## Intro

Upon completing Phase 2 of this project, where the initial processed dataset was uploaded to a MySQL database and reviewed with SQL querying, with duplicate rows being deleted, we are now ready to address the issue pertaining to each property's designated district. For a background discussion of this issue, refer back to report published at: https://reggiealderson.github.io/portfolio/blog/nswpropertydataproject/

In this phase we will be utilising the NSW Government's Address Location Web Service API, accessible via: http://maps.six.nsw.gov.au/sws/AddressLocation.html

The API, if called correctly, will return geographical information (stored in a JSON object) for each property we wish to retrieve information for. 



## Loading the dataset from the SQL database and saving to a new python dataframe

In [103]:
#Importing the relevant modules

import pandas as pd
import sqlalchemy
import os, csv, re
import urllib.parse
import urllib.request
import urllib.error
import json
from datetime import datetime

In [104]:
engine = sqlalchemy.create_engine('mysql+pymysql://root:learningSQL@localhost:3306/testdatabase') #This allows python to interact with your MySQL database. # Tutorial to be watched to understand this line of code: https://www.youtube.com/watch?v=M-4EpNdlSuY

In [105]:
dataset = pd.read_sql_table("property_sales", engine) #This reads the dataset from the property_sales table in the MySQL database, and saves a copy as a pandas dataframe

In [106]:
#Checking the dataset was read correctly from the MySQL table

print('Number of rows, number of columns: ')
print(dataset.shape)
print('\n')
print('First five rows of the dataset: ')
dataset.head()

Number of rows, number of columns: 
(28651, 16)


First five rows of the dataset: 


Unnamed: 0,district_code,property_id,property_unit_number,property_house_number,property_street_name,property_locality,property_post_code,area,contract_date,settlement_date,purchase_price,zoning_classification,is_unit,is_house,record_id,id
0,1,4163208.0,,1,ST ANDREWS CL,HEDDON GRETA,2321,782.1,2020-01-14,2020-02-25,240000,R2,,1.0,AP924668,1
1,1,4037.0,,332,WOLLOMBI RD,BELLBIRD HEIGHTS,2325,809.4,2020-01-28,2020-02-27,275000,R2,,1.0,AP927983,2
2,1,2170.0,,67,CHARLES ST,ABERMAIN,2326,6373.0,2020-02-05,2020-02-21,200000,R5,,1.0,AP917863,3
3,1,6554.0,,1,EDITH ST,CESSNOCK,2325,809.43,2020-01-24,2020-02-24,290000,R3,,1.0,AP921667,4
4,1,6621.0,,63,FERGUSON ST,CESSNOCK,2325,696.77,2020-01-29,2020-02-26,300000,R3,,1.0,AP926464,5


## Data transformation (prior to use of API)
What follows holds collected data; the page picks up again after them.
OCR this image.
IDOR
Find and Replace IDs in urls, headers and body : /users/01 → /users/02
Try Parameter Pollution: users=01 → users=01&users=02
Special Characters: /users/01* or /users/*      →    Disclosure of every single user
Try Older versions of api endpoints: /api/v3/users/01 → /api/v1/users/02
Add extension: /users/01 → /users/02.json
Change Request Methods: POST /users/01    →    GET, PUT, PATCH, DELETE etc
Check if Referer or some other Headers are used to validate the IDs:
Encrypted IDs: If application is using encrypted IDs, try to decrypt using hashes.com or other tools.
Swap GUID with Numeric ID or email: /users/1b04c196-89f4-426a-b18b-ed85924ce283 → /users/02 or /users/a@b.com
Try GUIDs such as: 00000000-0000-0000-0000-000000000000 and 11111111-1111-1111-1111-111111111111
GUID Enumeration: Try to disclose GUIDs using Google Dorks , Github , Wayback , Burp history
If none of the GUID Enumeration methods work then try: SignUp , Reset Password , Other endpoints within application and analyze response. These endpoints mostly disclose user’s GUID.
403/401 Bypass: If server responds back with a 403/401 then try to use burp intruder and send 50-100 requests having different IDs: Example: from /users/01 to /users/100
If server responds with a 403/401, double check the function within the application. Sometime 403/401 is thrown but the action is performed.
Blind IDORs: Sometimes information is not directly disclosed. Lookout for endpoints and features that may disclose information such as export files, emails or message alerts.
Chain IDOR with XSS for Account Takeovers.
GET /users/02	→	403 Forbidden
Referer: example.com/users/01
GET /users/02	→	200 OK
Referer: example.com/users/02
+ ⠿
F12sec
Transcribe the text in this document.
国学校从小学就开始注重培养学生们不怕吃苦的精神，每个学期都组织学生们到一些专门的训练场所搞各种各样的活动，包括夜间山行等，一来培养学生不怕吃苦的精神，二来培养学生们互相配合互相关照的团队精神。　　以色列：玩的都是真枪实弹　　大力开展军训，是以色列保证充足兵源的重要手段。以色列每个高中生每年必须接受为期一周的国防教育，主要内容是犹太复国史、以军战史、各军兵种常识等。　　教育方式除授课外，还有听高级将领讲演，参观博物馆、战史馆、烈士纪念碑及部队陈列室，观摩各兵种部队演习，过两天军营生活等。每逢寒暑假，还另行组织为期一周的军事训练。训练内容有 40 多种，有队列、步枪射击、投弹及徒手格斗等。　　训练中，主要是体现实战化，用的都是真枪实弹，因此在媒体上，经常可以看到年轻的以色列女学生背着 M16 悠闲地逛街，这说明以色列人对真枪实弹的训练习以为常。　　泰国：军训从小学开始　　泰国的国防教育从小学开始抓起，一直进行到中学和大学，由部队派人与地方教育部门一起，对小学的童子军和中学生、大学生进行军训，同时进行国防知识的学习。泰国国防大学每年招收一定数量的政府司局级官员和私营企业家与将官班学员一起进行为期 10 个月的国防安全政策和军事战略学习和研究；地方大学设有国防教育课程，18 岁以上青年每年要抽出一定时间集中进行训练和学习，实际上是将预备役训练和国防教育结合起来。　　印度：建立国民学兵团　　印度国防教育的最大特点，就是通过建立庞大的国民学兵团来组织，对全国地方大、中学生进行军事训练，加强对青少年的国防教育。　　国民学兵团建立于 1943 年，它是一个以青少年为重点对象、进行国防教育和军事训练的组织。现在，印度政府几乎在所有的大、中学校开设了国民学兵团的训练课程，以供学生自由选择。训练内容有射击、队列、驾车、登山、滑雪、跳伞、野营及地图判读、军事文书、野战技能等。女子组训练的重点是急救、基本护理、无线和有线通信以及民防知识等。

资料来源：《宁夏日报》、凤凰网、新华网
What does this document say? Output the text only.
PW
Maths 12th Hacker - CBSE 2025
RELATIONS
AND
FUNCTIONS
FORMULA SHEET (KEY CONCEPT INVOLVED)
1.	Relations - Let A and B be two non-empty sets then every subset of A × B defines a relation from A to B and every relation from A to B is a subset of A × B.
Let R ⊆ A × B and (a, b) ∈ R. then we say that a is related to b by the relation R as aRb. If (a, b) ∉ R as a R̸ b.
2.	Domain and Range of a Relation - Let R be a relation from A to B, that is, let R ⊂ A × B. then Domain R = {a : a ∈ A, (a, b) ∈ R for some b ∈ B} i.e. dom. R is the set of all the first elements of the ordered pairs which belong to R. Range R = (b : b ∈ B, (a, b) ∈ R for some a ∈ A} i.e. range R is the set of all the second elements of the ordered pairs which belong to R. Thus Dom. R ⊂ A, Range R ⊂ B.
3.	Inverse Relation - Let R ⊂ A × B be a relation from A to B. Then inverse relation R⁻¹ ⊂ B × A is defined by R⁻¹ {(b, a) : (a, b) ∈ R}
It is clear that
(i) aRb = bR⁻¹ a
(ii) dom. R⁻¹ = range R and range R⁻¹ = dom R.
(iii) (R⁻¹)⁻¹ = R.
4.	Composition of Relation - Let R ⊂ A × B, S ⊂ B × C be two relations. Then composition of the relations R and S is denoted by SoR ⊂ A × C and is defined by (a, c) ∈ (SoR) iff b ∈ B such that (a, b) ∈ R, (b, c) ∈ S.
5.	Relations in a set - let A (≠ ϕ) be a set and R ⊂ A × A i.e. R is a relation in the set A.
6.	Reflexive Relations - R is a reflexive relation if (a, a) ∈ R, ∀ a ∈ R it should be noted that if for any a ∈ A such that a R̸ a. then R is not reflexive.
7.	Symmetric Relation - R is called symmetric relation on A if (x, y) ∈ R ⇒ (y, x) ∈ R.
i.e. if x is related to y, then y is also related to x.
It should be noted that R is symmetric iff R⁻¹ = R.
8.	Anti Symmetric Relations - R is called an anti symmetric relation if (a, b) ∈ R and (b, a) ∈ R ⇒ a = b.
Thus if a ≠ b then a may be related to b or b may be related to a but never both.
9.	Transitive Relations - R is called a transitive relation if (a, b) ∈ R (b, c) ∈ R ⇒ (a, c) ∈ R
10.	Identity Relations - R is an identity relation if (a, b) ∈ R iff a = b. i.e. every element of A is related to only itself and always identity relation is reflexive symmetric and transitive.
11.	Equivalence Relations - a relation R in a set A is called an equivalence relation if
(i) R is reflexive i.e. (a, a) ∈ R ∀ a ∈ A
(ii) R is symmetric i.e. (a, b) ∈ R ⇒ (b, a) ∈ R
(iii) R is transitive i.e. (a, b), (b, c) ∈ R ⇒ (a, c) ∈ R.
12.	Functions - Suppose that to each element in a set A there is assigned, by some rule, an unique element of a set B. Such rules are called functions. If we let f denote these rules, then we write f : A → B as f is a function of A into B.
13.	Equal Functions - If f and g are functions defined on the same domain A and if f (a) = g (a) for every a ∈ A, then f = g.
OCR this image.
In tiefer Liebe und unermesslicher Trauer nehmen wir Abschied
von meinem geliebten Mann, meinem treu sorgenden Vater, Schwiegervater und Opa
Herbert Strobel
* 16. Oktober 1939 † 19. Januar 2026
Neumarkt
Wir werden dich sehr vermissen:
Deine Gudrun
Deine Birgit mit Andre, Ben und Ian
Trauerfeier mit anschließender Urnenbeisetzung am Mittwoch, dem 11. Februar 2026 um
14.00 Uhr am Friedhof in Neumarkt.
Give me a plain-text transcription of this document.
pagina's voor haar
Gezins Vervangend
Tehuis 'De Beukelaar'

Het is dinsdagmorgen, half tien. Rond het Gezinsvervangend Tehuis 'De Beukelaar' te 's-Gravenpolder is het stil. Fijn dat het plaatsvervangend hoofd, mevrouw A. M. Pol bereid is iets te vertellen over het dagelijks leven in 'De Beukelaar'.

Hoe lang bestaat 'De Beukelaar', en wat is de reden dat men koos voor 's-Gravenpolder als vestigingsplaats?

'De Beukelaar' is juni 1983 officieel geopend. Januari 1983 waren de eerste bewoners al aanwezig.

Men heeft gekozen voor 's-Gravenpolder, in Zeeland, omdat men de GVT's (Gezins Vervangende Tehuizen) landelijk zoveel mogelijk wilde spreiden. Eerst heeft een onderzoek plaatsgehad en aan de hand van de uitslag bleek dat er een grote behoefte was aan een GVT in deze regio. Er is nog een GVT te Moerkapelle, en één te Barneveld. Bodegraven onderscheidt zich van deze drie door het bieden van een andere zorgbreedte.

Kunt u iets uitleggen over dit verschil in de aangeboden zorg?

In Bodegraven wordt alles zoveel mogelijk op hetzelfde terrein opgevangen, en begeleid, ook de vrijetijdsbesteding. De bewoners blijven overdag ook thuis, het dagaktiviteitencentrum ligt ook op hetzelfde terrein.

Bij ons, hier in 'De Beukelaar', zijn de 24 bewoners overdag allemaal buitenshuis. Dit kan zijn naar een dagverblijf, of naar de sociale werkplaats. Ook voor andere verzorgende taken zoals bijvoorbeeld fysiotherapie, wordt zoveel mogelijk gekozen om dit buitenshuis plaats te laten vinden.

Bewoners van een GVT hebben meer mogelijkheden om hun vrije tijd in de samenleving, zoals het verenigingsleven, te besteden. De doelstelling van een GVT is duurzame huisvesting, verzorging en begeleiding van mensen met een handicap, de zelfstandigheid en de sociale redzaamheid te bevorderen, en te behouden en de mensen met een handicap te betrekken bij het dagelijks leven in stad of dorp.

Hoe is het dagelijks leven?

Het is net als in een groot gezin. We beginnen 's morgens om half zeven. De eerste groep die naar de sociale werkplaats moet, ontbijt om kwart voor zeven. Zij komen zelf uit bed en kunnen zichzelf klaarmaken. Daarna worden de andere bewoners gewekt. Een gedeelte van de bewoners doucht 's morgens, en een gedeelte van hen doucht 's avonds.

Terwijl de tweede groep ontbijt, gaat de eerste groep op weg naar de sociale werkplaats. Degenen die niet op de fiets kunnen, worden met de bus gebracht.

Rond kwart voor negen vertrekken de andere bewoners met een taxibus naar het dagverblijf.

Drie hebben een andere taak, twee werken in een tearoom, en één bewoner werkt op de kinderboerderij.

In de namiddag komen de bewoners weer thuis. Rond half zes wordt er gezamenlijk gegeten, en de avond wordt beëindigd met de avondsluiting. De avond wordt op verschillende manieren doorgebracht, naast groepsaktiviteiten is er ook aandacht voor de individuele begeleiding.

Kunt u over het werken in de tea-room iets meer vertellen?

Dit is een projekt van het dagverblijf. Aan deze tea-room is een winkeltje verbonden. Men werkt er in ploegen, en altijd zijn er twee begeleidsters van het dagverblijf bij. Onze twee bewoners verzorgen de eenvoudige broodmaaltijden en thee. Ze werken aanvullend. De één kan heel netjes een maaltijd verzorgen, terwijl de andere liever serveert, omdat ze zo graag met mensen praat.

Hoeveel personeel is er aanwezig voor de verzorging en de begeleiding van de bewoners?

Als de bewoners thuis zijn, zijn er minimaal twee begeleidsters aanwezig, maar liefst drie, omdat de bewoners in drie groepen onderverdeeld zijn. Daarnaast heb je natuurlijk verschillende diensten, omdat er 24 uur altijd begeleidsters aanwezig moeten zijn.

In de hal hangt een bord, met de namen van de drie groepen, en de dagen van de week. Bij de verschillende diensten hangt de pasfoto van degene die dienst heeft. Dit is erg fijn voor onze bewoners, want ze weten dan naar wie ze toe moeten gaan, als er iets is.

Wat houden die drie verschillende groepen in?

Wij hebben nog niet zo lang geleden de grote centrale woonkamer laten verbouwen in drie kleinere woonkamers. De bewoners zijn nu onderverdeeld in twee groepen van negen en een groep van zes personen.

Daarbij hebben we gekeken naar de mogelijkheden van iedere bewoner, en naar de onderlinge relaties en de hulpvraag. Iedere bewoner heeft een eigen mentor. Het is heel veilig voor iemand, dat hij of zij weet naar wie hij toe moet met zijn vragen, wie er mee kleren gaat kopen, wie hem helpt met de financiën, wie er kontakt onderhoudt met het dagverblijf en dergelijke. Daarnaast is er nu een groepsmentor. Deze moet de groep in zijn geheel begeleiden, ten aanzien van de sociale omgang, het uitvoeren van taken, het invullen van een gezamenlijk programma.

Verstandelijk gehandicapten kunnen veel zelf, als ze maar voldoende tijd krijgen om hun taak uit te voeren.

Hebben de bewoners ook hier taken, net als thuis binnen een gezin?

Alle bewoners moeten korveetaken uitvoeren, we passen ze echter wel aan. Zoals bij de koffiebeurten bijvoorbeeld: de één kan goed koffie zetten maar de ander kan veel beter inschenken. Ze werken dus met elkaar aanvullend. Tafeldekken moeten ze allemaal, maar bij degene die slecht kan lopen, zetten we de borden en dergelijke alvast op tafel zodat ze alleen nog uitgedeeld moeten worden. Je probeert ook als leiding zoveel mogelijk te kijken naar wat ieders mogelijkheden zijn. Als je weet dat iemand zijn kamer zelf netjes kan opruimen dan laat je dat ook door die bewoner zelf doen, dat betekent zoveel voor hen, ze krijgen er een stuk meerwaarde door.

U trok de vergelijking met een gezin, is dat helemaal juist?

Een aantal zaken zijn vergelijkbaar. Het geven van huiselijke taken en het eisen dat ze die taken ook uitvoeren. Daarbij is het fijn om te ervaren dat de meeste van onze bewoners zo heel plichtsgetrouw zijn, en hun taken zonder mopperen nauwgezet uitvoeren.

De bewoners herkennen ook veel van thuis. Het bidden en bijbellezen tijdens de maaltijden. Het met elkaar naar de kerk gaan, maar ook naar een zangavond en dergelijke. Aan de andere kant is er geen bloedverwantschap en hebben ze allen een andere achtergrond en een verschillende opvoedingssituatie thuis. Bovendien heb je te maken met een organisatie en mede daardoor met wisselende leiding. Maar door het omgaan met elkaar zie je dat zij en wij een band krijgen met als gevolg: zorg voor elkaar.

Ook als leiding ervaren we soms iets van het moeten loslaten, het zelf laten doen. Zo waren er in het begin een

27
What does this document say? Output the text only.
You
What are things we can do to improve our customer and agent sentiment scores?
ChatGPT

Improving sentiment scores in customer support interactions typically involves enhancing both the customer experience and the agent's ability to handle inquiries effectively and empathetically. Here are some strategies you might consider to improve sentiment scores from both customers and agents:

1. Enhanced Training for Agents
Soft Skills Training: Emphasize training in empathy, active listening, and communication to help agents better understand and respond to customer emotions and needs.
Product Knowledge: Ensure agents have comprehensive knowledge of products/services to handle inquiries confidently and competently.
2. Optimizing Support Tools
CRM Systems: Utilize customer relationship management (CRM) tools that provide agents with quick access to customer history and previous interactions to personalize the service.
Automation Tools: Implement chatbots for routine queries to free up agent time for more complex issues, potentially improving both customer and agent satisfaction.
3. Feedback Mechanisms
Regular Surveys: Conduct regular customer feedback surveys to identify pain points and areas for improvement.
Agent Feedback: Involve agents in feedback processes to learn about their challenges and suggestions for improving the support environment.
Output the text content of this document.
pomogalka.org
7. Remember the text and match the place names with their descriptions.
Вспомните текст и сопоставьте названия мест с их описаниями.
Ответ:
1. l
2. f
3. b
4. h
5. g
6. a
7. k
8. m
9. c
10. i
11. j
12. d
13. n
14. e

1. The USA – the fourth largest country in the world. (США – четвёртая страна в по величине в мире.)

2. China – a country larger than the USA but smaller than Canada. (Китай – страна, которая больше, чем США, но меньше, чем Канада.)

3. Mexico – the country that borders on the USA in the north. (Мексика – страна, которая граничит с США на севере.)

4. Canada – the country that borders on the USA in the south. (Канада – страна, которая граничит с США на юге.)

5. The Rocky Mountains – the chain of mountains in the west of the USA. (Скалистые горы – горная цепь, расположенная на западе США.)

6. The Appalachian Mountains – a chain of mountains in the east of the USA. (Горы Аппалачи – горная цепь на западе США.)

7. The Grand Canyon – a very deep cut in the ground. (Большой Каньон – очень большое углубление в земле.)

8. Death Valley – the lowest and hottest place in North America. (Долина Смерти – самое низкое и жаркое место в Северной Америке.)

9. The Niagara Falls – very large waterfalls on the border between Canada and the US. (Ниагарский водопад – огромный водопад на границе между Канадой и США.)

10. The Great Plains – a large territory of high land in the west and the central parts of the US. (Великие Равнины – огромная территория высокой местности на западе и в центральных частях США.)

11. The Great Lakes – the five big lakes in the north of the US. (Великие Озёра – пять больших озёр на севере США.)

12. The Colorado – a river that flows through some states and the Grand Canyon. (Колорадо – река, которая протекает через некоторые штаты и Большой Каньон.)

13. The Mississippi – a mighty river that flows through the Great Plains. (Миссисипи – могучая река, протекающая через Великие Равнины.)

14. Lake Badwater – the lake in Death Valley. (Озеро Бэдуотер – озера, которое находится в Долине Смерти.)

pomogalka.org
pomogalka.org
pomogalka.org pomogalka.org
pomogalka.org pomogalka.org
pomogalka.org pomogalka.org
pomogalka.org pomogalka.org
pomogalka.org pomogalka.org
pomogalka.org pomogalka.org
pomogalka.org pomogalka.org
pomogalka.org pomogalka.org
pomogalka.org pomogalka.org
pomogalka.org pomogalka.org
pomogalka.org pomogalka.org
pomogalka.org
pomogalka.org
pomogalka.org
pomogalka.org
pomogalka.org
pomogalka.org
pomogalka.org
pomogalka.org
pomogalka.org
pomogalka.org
In this section we will loop through each property transaction (row in the dataframe), and derive a new column which contains a clean string of the street name a property belongs to. This is necessary for a couple of reasons. Firstly, the raw dataset is fairly inconsistent with the structure of the street name data point across all of the property transactions. For instance, some records will mistakenly have numbers and leading white spacesd in the street name, while others may contain duplicate road type strings (e.g. 'CHARLES ROAD RD'). Secondly, the API we will be using requires that we enter a road name parameter, which only accepts the road name (not including the road type). 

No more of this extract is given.